Endlich waren sie am letzten Abteil angekommen. Ron konnte es nicht erwarten ihnen von den mehr oder weniger großartigen Neuigkeiten zu berichten.

„Hermine wurde zur Schulsprecherin ernannt. Ist das nicht toll?" strahlte Ron über das ganze Gesicht.

„Hey, Glückwunsch Hermine", schallte es von allen Seiten auf sie ein.

„Danke" mit hochrotem Kopf, aber einem Lächeln auf dem Gesicht, setzte sich Hermine auf ihren Platz und studierte ihr Buch weiter. So richtig nach erzählen, war ihr im Moment nicht zur Mute, also versuchte sie sich mit dem Buch abzulenken.

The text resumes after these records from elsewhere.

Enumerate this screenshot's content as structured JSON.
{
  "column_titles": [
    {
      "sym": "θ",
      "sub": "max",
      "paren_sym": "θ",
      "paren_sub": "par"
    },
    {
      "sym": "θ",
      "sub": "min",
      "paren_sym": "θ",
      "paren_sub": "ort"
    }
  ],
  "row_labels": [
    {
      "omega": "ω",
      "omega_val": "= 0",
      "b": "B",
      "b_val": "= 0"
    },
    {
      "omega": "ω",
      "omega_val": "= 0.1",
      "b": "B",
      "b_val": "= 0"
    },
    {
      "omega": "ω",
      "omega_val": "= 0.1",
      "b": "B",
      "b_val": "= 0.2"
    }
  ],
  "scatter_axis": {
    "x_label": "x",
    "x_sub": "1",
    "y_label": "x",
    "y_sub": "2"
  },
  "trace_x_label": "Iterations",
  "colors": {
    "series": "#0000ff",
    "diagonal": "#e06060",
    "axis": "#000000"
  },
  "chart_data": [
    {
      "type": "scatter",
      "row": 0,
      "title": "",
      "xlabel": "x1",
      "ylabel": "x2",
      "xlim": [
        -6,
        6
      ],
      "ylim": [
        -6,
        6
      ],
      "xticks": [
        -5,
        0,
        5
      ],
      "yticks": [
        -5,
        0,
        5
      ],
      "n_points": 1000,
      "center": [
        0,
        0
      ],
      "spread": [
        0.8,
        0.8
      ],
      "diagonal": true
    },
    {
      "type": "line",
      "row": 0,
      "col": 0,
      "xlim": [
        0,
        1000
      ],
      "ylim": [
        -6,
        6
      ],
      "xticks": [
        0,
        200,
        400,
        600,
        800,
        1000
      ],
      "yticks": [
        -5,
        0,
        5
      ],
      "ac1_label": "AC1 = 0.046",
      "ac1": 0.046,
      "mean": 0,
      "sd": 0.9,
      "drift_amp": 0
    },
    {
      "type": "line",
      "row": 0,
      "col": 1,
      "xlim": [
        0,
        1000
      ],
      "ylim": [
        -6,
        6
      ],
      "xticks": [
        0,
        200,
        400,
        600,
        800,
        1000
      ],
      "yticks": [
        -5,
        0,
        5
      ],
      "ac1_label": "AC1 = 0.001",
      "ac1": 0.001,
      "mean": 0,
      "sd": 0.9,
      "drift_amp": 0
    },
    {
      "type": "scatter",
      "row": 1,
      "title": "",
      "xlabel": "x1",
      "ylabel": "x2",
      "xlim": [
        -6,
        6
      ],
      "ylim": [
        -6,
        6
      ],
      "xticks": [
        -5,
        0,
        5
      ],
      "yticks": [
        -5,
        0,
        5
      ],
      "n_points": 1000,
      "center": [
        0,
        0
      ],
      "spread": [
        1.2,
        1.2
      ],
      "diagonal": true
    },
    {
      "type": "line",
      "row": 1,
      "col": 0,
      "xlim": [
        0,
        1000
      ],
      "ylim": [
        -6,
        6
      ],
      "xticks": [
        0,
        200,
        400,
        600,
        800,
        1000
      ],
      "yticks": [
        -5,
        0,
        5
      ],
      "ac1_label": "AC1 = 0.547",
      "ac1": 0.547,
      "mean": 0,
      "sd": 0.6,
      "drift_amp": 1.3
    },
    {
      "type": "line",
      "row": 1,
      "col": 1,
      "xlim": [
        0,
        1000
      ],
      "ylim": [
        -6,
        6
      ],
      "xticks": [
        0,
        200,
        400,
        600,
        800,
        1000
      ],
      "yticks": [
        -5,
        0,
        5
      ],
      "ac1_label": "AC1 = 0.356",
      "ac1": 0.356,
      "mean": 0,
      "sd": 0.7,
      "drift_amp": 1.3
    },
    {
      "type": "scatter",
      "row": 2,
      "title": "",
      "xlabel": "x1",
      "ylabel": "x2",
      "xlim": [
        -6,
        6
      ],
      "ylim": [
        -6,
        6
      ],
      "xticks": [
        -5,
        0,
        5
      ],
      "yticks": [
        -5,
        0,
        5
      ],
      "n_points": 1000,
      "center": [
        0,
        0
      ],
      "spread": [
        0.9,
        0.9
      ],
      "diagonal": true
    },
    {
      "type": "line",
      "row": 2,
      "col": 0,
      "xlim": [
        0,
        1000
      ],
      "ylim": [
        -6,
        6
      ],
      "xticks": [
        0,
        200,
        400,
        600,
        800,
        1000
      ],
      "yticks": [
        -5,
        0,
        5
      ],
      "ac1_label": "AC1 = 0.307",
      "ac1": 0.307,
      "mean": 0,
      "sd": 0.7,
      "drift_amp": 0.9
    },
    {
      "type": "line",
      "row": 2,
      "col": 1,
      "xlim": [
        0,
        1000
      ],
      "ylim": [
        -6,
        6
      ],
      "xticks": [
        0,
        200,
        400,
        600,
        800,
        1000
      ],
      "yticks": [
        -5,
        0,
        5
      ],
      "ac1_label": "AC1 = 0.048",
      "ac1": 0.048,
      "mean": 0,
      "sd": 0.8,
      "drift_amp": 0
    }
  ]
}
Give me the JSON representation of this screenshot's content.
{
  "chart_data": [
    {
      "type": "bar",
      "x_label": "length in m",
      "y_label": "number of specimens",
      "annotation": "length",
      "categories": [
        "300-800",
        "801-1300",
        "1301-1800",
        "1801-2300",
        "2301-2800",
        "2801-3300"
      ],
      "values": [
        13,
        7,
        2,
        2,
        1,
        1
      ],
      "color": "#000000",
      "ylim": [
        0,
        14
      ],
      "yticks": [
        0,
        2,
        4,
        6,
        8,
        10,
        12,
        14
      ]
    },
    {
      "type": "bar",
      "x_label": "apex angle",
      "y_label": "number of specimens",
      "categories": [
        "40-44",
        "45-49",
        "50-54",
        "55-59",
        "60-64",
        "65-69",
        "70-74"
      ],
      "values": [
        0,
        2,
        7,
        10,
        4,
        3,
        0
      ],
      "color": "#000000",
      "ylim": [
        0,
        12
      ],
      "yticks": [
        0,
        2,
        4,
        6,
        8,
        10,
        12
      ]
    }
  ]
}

Währenddessen schilderte Ron, was weiterhin im Vertrauensschülerabteil geschah. Alle waren sich darin überein, dass etwas ganz und gar nicht mit Malfoy stimmte. Er führte etwas im Schilde und es würde nur eine Frage der Zeit sein, bis sie ihm auf die Schliche kamen. Sie konnten nicht zulassen, dass Hermine auch nur ein Haar gekrümmt werden sollte, wenn sie schon mit diesem Frettchen zusammen arbeiten musste. Keiner konnte sich vorstellen, wie diese Zusammenarbeit überhaupt klappen sollte, ohne das sich Beide gegenseitig verhexten. Es war nur zu wünschen, dass sich die Zeit der Zusammenarbeit in Grenzen hielt. Doch noch konnte keiner ahnen, was Dumbledore alles für dieses Jahr geplant hatte.